For $a,n \in \Bbb N$, how to prove if $a^n-1$ is prime then $a=2$ and $n$ is prime?

Question

Suppose $a,n \in \Bbb N $. How do you prove that if $a^n-1$ is prime, then $a=2$ and $n$ is prime .

Is the converse true I.E : (if $p$ is prime then $2^p-1$ is prime)?

Answer 1

If $n=1,a-1$ will be prime $=p$(say) if $a=p+1$ where $p$ is any prime.

For $n>1,$

As here $(a-1)\mid(a^n-1)$

$a-1$ must be $<2\implies a=2$

Now, if $n=rs$ where $r,s$ are integers$>1$,

$(a^r-1)\mid (a^{rs}-1)\implies a^n-1$ can not be prime

So, the necessary condition for $a^n-1$ be prime are $a=2$ and $n$ is prime.

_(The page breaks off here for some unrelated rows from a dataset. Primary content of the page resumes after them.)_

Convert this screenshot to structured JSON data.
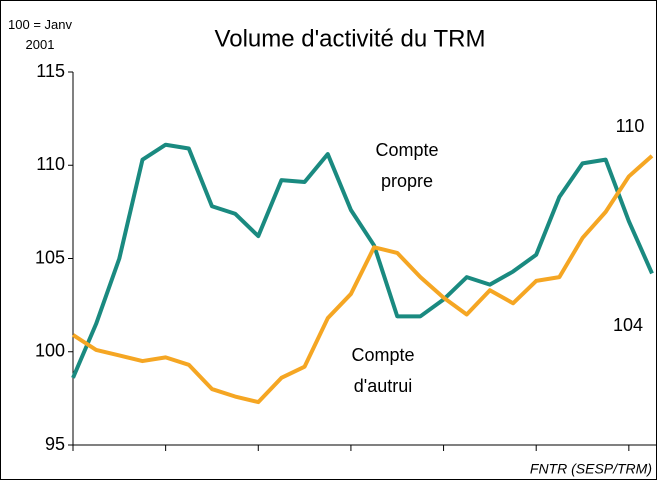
{
  "chart_data": {
    "type": "line",
    "title": "Volume d'activité du TRM",
    "y_unit_note": "100 = Janv 2001",
    "source": "FNTR (SESP/TRM)",
    "categories": [
      null,
      null,
      null,
      null,
      null,
      null,
      null,
      null,
      null,
      null,
      null,
      null,
      null,
      null,
      null,
      null,
      null,
      null,
      null,
      null,
      null,
      null,
      null,
      null,
      null,
      null
    ],
    "series": [
      {
        "name": "Compte propre",
        "color": "#1a8a80",
        "values": [
          98.6,
          101.5,
          105,
          110.3,
          111.1,
          110.9,
          107.8,
          107.4,
          106.2,
          109.2,
          109.1,
          110.6,
          107.6,
          105.7,
          101.9,
          101.9,
          102.8,
          104,
          103.6,
          104.3,
          105.2,
          108.3,
          110.1,
          110.3,
          107,
          104.2
        ]
      },
      {
        "name": "Compte d'autrui",
        "color": "#f5a623",
        "values": [
          100.9,
          100.1,
          99.8,
          99.5,
          99.7,
          99.3,
          98,
          97.6,
          97.3,
          98.6,
          99.2,
          101.8,
          103.1,
          105.6,
          105.3,
          104,
          102.9,
          102,
          103.3,
          102.6,
          103.8,
          104,
          106.1,
          107.5,
          109.4,
          110.5
        ]
      }
    ],
    "annotations": [
      "110",
      "104"
    ],
    "ylim": [
      95,
      115
    ],
    "yticks": [
      95,
      100,
      105,
      110,
      115
    ],
    "grid": false
  }
}
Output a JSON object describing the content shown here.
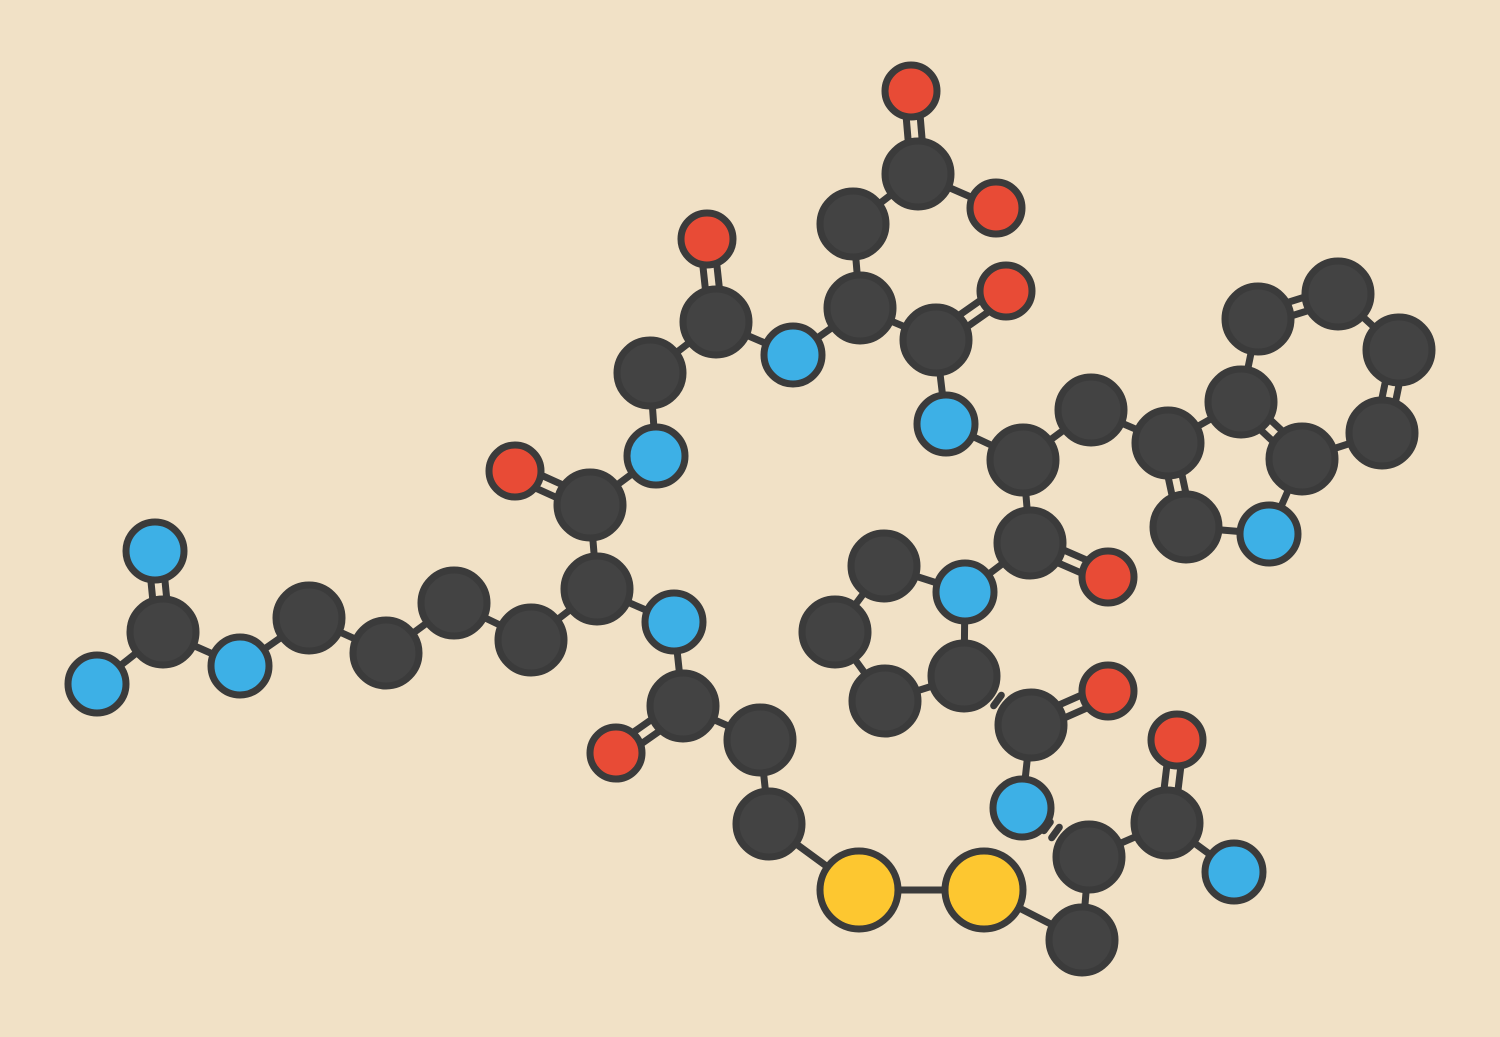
{
  "scene": {
    "type": "ball-and-stick molecular illustration",
    "background_color": "#f1e1c6",
    "element_colors": {
      "carbon": "#434343",
      "nitrogen": "#3db0e6",
      "oxygen": "#e84b36",
      "sulfur": "#fdc730",
      "outline": "#3b3b3b"
    }
  }
}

The converse is not true as for example $2^p-1$ is not prime for $p=11$

This using $3$rd theorem of this, if prime $q\mid(2^p-1), 2p\mid(q-1)$ i.e., $q=2\cdot k\cdot p+1$ where integer $k\ge0$

For $p=11, q=22k+1$ and we can verify $2^{11}-1=23\cdot89$

Reference: List of known Mersenne primes

Answer 2

You will find that $23$ divides $2^{11}-1$.

For much more, search for Mersenne prime. From the computations that have been done, $2^p-1$ is composite for "most" primes $p$. The finding of a Mersenne prime is a fairly rare event. But it just happened again recently.